Edie sang at her own funeral. It couldn’t have been any other way. Most people first knew her by her voice. New acquaintances took a few weeks or months to reconcile that voice, that thrill of sound, with the slight, grey-eyed woman holding the large handbag. She was a garden thrush with the song of a nightingale. It was one of her nicknames – ‘The Little Nightingale’ – and the one I felt suited her best. The nightingale isn’t quite who we think she is. Contrary to what most people believe, the nightingale isn’t a British bird who winters in Africa. She’s an African bird who summers in England, and the sought-after music of an English summer evening is really music from the African bush, as native to Guinea-Bissau as to the moss-sprung and anemone-speckled copses of Berkshire and Dorset.
Edie once told me that the English countryside never really made sense to her. Her tiny Russian grandmother had looked after her while her parents manned their stall in Brick Lane, and she used to tell Edie stories. In winter they’d huddle under blankets beside the electric fire in their grotty flat, passing a cigarette back and forth, Edie listening, her Bubbe talking. Bubbe’s stories were all of Russia and the white cold, a cold so deep it turned your bones to ice, and if the wind blew hard, you’d shatter into a billion pieces, fluttering to the ground as yet more snow.

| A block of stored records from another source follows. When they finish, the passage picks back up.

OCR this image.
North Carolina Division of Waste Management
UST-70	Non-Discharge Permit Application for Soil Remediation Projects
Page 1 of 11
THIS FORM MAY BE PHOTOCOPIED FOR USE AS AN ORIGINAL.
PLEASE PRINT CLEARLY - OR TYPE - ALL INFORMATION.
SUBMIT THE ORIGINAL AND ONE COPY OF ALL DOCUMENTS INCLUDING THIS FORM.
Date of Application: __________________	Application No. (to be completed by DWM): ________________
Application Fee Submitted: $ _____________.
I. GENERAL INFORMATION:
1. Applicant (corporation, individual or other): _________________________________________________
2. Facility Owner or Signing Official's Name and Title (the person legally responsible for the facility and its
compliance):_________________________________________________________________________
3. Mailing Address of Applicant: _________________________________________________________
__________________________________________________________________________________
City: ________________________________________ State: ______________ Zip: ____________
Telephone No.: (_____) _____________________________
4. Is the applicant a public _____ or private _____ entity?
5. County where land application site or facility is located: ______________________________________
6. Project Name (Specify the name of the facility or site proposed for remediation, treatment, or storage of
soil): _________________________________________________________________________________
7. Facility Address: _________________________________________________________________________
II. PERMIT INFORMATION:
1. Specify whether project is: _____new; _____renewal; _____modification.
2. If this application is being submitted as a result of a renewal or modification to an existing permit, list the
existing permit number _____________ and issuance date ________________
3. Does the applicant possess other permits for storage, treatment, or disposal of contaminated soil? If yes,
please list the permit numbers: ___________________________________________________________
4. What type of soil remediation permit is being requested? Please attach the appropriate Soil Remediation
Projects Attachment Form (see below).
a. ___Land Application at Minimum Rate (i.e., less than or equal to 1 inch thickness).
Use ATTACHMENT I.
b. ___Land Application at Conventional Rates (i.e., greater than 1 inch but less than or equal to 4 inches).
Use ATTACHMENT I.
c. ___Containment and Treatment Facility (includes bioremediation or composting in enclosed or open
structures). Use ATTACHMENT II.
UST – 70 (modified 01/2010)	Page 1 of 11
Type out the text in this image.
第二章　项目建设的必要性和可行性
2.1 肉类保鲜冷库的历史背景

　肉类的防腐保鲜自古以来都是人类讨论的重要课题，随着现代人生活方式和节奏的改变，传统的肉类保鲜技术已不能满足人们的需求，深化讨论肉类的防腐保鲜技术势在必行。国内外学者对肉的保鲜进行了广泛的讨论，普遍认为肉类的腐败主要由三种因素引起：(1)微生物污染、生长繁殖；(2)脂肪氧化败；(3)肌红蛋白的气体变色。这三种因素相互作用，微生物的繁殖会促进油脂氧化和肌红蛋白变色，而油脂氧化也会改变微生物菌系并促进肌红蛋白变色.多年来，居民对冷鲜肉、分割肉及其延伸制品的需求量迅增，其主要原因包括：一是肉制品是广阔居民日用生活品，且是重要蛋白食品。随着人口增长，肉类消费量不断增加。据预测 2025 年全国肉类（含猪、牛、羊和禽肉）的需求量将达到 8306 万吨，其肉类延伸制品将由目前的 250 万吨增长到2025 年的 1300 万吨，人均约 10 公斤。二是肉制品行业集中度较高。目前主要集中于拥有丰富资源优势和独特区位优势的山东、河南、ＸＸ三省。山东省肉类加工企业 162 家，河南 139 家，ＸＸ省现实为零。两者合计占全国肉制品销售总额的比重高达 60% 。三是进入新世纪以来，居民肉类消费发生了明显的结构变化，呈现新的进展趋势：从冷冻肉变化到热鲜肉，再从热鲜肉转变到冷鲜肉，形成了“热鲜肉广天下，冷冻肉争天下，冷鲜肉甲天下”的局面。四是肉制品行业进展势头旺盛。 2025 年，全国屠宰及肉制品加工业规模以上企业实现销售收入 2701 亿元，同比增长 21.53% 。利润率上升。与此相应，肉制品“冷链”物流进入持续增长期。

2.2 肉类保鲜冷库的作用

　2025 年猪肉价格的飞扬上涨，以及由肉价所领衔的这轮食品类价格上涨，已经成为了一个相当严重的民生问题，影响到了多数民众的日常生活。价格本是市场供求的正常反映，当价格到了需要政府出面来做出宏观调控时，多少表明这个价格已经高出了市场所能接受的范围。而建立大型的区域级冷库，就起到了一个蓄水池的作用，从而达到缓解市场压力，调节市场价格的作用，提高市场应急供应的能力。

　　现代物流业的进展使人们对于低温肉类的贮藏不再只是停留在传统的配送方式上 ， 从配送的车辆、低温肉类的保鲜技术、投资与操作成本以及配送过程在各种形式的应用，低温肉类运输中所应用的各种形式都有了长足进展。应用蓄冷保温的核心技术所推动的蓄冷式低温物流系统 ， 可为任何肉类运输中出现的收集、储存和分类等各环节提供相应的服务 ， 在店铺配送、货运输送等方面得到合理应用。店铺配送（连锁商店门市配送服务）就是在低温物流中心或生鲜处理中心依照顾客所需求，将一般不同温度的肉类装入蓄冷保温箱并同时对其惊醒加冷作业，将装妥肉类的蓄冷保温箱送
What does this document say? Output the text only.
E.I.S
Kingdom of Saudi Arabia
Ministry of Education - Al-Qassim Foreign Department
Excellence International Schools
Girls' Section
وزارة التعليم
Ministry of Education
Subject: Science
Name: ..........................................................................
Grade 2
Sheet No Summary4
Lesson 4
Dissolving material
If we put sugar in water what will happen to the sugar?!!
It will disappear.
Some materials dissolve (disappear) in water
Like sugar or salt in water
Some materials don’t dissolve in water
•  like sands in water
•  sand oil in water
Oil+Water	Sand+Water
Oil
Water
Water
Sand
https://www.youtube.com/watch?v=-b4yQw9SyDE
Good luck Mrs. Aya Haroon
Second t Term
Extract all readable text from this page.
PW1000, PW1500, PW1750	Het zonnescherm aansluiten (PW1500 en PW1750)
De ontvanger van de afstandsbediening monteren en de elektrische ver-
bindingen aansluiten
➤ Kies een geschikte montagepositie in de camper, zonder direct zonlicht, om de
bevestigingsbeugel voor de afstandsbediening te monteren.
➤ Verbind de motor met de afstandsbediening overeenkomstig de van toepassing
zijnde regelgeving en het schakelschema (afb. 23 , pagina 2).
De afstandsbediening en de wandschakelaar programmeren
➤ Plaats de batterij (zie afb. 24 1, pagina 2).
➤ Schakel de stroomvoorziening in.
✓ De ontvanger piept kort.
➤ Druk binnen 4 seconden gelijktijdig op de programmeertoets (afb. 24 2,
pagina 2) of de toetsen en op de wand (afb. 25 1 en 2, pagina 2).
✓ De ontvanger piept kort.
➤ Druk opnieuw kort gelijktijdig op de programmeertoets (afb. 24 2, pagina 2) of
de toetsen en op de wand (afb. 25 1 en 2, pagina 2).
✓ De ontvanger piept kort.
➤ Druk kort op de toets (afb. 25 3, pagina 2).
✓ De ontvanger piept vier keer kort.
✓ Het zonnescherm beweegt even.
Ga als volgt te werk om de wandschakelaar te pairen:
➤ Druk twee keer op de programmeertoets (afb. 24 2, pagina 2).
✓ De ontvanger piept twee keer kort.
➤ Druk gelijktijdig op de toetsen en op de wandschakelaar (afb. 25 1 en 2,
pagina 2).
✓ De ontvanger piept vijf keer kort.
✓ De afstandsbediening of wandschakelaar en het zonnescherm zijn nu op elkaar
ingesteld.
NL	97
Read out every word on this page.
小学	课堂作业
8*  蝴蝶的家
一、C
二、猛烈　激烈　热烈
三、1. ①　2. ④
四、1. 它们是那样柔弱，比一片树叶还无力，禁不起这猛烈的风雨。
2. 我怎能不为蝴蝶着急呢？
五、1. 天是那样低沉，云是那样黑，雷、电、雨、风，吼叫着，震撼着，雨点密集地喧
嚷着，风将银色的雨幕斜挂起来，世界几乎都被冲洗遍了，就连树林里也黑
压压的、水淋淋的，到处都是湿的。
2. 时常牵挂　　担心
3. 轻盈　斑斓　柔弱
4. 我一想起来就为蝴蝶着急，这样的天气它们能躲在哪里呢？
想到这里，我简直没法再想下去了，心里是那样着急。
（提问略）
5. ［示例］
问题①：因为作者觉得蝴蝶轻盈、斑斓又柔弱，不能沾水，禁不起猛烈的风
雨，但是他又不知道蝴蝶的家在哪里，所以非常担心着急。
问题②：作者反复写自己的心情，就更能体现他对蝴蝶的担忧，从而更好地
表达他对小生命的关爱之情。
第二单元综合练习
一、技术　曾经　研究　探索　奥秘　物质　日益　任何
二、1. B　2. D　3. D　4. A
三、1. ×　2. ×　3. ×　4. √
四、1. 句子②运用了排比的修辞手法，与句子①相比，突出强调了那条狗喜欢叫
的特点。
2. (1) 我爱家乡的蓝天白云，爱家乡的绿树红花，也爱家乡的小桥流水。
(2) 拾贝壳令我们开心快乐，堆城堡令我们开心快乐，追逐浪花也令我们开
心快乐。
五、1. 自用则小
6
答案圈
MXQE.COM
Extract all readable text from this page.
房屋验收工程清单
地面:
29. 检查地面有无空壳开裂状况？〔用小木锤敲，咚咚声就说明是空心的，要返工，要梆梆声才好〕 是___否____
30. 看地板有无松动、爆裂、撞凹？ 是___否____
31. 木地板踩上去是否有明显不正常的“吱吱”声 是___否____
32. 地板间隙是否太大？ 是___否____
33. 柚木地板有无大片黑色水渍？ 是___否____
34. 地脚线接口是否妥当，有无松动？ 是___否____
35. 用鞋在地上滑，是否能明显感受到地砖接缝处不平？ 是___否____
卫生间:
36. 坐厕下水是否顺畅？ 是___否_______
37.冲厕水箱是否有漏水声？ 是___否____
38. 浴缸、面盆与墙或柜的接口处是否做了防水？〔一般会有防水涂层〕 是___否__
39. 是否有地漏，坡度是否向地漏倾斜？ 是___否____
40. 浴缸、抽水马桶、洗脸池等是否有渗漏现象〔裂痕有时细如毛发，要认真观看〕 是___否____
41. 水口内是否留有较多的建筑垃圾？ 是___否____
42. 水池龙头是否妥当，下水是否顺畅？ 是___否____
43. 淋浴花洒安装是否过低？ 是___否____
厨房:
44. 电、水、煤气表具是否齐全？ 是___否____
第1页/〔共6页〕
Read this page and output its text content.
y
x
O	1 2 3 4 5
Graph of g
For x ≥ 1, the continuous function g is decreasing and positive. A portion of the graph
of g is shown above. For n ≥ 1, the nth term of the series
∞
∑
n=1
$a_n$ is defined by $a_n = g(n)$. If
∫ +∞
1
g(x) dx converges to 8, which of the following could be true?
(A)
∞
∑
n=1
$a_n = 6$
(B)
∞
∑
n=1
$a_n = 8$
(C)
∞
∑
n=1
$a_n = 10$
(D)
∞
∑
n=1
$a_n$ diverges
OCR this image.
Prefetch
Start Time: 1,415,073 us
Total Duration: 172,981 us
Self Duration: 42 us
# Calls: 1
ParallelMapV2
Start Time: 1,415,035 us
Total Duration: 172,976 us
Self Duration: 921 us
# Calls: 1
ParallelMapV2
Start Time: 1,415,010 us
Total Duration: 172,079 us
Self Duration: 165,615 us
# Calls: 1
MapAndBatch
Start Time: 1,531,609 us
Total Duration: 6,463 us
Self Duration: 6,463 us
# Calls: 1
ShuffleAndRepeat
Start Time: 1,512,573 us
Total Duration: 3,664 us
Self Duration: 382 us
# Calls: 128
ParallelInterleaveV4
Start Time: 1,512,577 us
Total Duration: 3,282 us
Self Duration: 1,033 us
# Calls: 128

In summer Edie and Bubbe would take apples out to the scrap of green that passed for a park and sit on a tarpaulin square (for a woman raised in Siberia, Edie’s grandmother was remarkably anxious about the ill effects of dew-damp grass). On sun-filled afternoons, when grubby daisies unfurled in the warmth, young men unbuttoned their shirts to the navel and girls furtively unpeeled their stockings, Bubbe would tell stories full of snow. Edie would lie back and close her eyes against the jewel gleam of the hot sun and envision snow racing across the grass in waves, turning everything white, smothering the sunbathers who had only a moment to shiver and scream before they shattered into ice.
It was rare for Edie to confide anything about her childhood. She kept it close, self-conscious and uneasy under the barrage of my interest. ‘I’m not like you. It wasn’t like this,’ she’d say, gesturing to the house with its lobes of wisteria or at the trembling willows by the lake. I’d feel embarrassed and overcome with a very British need to apologise for the quiet privilege of my own childhood, which, according to Edie, must have diminished any loss or sadness that dared intrude in such a place.
For all their charm, the gardens at Hartgrove never quite touched Edie. She admired the tumbles of violets, and the slender spring irises the colour of school ink, but she never troubled to learn the names of the flowers. I always had the gardener fill the pots on the terrace where we breakfasted with golden marigolds, so she insisted on calling them the marmalade flowers. It confused Clara sufficiently that, when she was about five, I caught her trying to spread the marmalade flowers on her toast.
But when it snowed, Edie longed to be outdoors. She was more excited than the children. At the first flake, she’d put on three coats at once, bandage her head in coloured scarves like a babushka and rush out, staring at the sky and willing a blizzard. Long after the girls were tired and damp from sledging in the fields, Edie lingered. Clara and Lucy would flop before the hearth in my study beside the steaming spaniels, and present to the fire rows of cold pink toes. Under the pretext of putting on a record for the girls (The Nutcracker or a swirling, cinnamon-sprinkled Viennese waltz – our children’s taste in music was as sugar-sweet as the candy they lusted after), from the window I’d watch Edie as she’d start towards the house and then pause every few steps, turning back to gaze at the white hills and the huddle of dark woods, like a lover reluctant to say a last goodbye.
So many people think they knew her. The Little Nightingale. England’s perfect rose. But Edie didn’t dream of roses in summertime, she dreamed of walking through snow, the first footsteps on an icy morning.